28 de agosto de 2013

MANIA DE VOCÊ (1)

      
         Denomino mania de você (nada a ver com a música da Rita Lee) o emprego de você como sujeito de orações que, em princípio, não possuem sujeito.
  É o caso, para abrir os exemplos, de uma frase veiculada pela rede Globo, às 7 h do dia 30 de julho de 2005, em programa dedicado à imigração no Brasil.
        Disse a apresentadora:
 “Naquela época, no Japão, você tinha uma grande crise”. 
        Muitos não se dão conta da pobreza linguística que aí se encerra. Mas é de estarrecer, principalmente em se tratando de um programa educativo.
        Por quê
        Porque, quando escuto a palavra você, entendo, obviamente, que estão falando comigo; e eu nunca tive uma grande crise, nem morava no Japão nessa época. Aliás, nem tinha nascido.
Depurando a frase, já que a intenção era explicar que o Japão (e não eu) passava por uma grande crise, poderíamos dizer, de maneira clara e sem muito esforço mental:
 “Naquela época, no Japão, havia uma grande crise”.

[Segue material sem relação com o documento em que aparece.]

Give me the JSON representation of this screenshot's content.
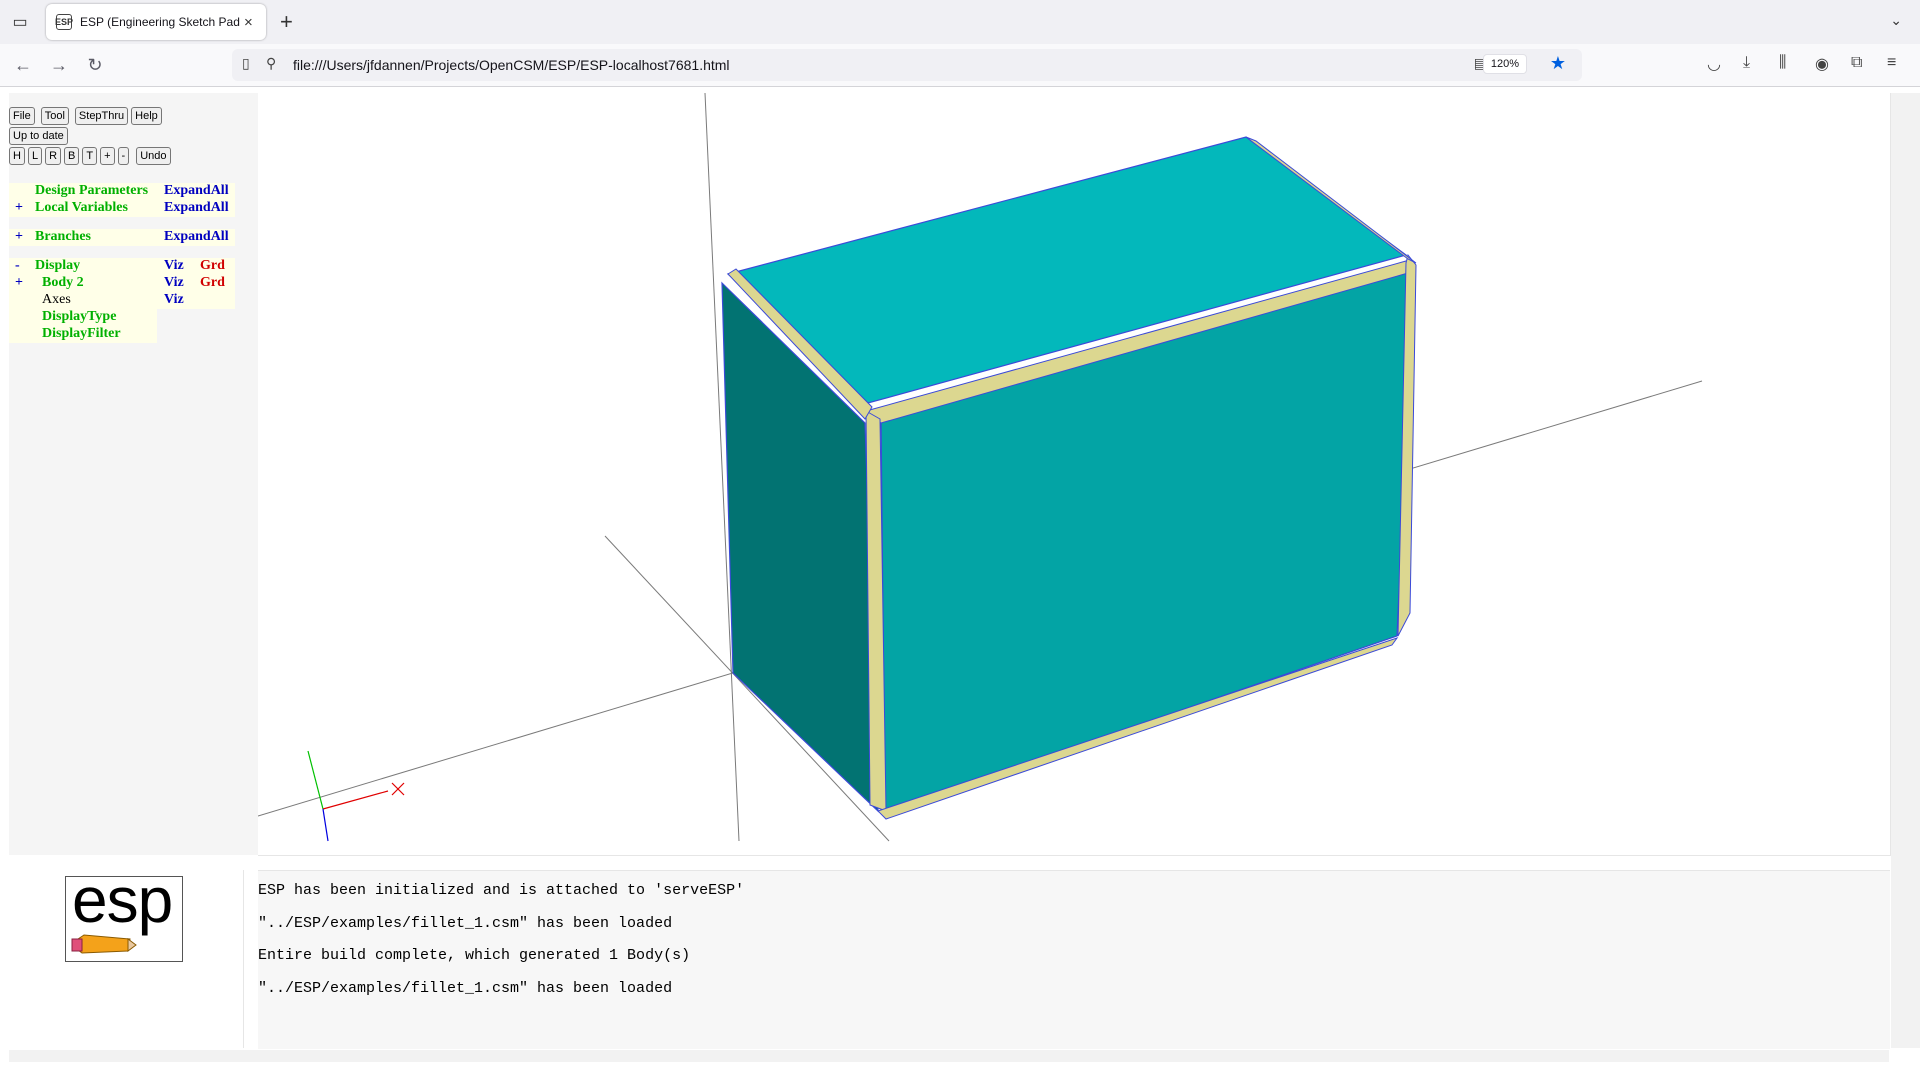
{
  "browser": {
    "tab_title": "ESP (Engineering Sketch Pad, V",
    "favicon_text": "ESP",
    "url": "file:///Users/jfdannen/Projects/OpenCSM/ESP/ESP-localhost7681.html",
    "zoom": "120%",
    "new_tab": "+",
    "close": "×"
  },
  "toolbar": {
    "row1": [
      "File",
      "Tool",
      "StepThru",
      "Help"
    ],
    "status": "Up to date",
    "row3": [
      "H",
      "L",
      "R",
      "B",
      "T",
      "+",
      "-",
      "Undo"
    ]
  },
  "tree": {
    "design_params": {
      "toggle": "",
      "label": "Design Parameters",
      "action": "ExpandAll"
    },
    "local_vars": {
      "toggle": "+",
      "label": "Local Variables",
      "action": "ExpandAll"
    },
    "branches": {
      "toggle": "+",
      "label": "Branches",
      "action": "ExpandAll"
    },
    "display": {
      "toggle": "-",
      "label": "Display",
      "viz": "Viz",
      "grd": "Grd"
    },
    "body2": {
      "toggle": "+",
      "label": "Body 2",
      "viz": "Viz",
      "grd": "Grd"
    },
    "axes": {
      "label": "Axes",
      "viz": "Viz"
    },
    "display_type": {
      "label": "DisplayType"
    },
    "display_filter": {
      "label": "DisplayFilter"
    }
  },
  "logo": {
    "text": "esp"
  },
  "messages": [
    "ESP has been initialized and is attached to 'serveESP'",
    "\"../ESP/examples/fillet_1.csm\" has been loaded",
    "Entire build complete, which generated 1 Body(s)",
    "\"../ESP/examples/fillet_1.csm\" has been loaded"
  ],
  "colors": {
    "face_top": "#03b8bb",
    "face_front": "#03a4a5",
    "face_left": "#027372",
    "fillet": "#dcd790",
    "edge": "#3b4ad8",
    "tree_green": "#00b000",
    "tree_blue": "#0000c0",
    "tree_red": "#d00000",
    "accent": "#0060df"
  }
}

   O emprego de você como pronome indefinido é  (admito) muito expressivo em determinados casos. O que não se pode admitir é o seu emprego indiscriminado, como nos exemplos abaixo.
  [1] “Quando você está grávida, você deve pensar, antes de tudo, no bem-estar do bebê.”
  Quando a mulher me disse essa “beleza” de frase, tive de responder que eu nunca cogitei de ficar grávido.
  Esta, então, dita por um médico a UMA repórter:
  [2] “Quando você tem a fimose, você não consegue fazer a higiene adequada”.
  É óbvio que ele sabia que mulher não tem fimose. É a mania.
  [3] “Você queria estar na praia, mas não dá, é preciso estudar.”
  Frase ridícula, proferida por uma estudante que se preparava para as provas de vestibular, pois quem queria estar na praia era ela e não eu.
  [4] “Fazem tantas perguntas que você não sabe responder.”
  Quem não sabe responder? A estudante, que acabava de passar por uma entrevista de emprego, ou o entrevistador?
  [5] “Quando você desonera uma empresa, você cria mais empregos.”
  Frase de um ministro, que poderia ter-se expressado assim:
  “Quando se desonera uma empresa, criam-se mais empregos”.
  [6] “Você não ganha a Copa do Mundo só com onze jogadores.” (Parreira, 23/6/2006.)
  Senhor Parreira, “não se ganha a Copa do Mundo só com onze jogares”.
  [7] “Gosto do inverno porque no inverno você come bem, você se veste bem...”
  Resposta de um entrevistado pelo Jornal Hoje, na qual se pode entender que ele gosta do inverno porque no inverno o entrevistador come bem e se veste bem.
  Ele poderia, numa linguagem bem simples, ter dito “a gente come bem, a gente se veste bem...”
  A mania contagiou até mesmo publicações, como é o caso da revista Terra, de fevereiro de 2004. Diz o artigo:
  [8] “Some-se a isso uma mistura de etnias, e você tem aí uma situação explosiva.”
  Eu não tenho nada a ver com a tal situação explosiva. Eis o que o autor deveria ter escrito:
  “Some-se a isso uma mistura de etnias, e tem-se aí uma situação explosiva”.
  A mania de você engloba, também, o pronome tu e, obviamente, o pronome oblíquo correspondente (te), como na aberração seguinte, transmitida num noticiário de televisão:
  [9] “Imagine só a situação. Quando abro a porta, vejo minha casa toda cercada pela polícia. Que vergonha! O que os vizinhos iam pensar? Só podiam pensar que eles estavam lá pra te prender.”
  Os vizinhos iam pensar que a polícia estava lá para prender quem? O entrevistado ou o entrevistador?
  Diferentemente do inglês, que fascina os importadores de palavras e expressões, nossa língua oferece várias formas de indeterminar o sujeito da oração; por que resumi-las todas num pronome que se refere diretamente ao nosso interlocutor?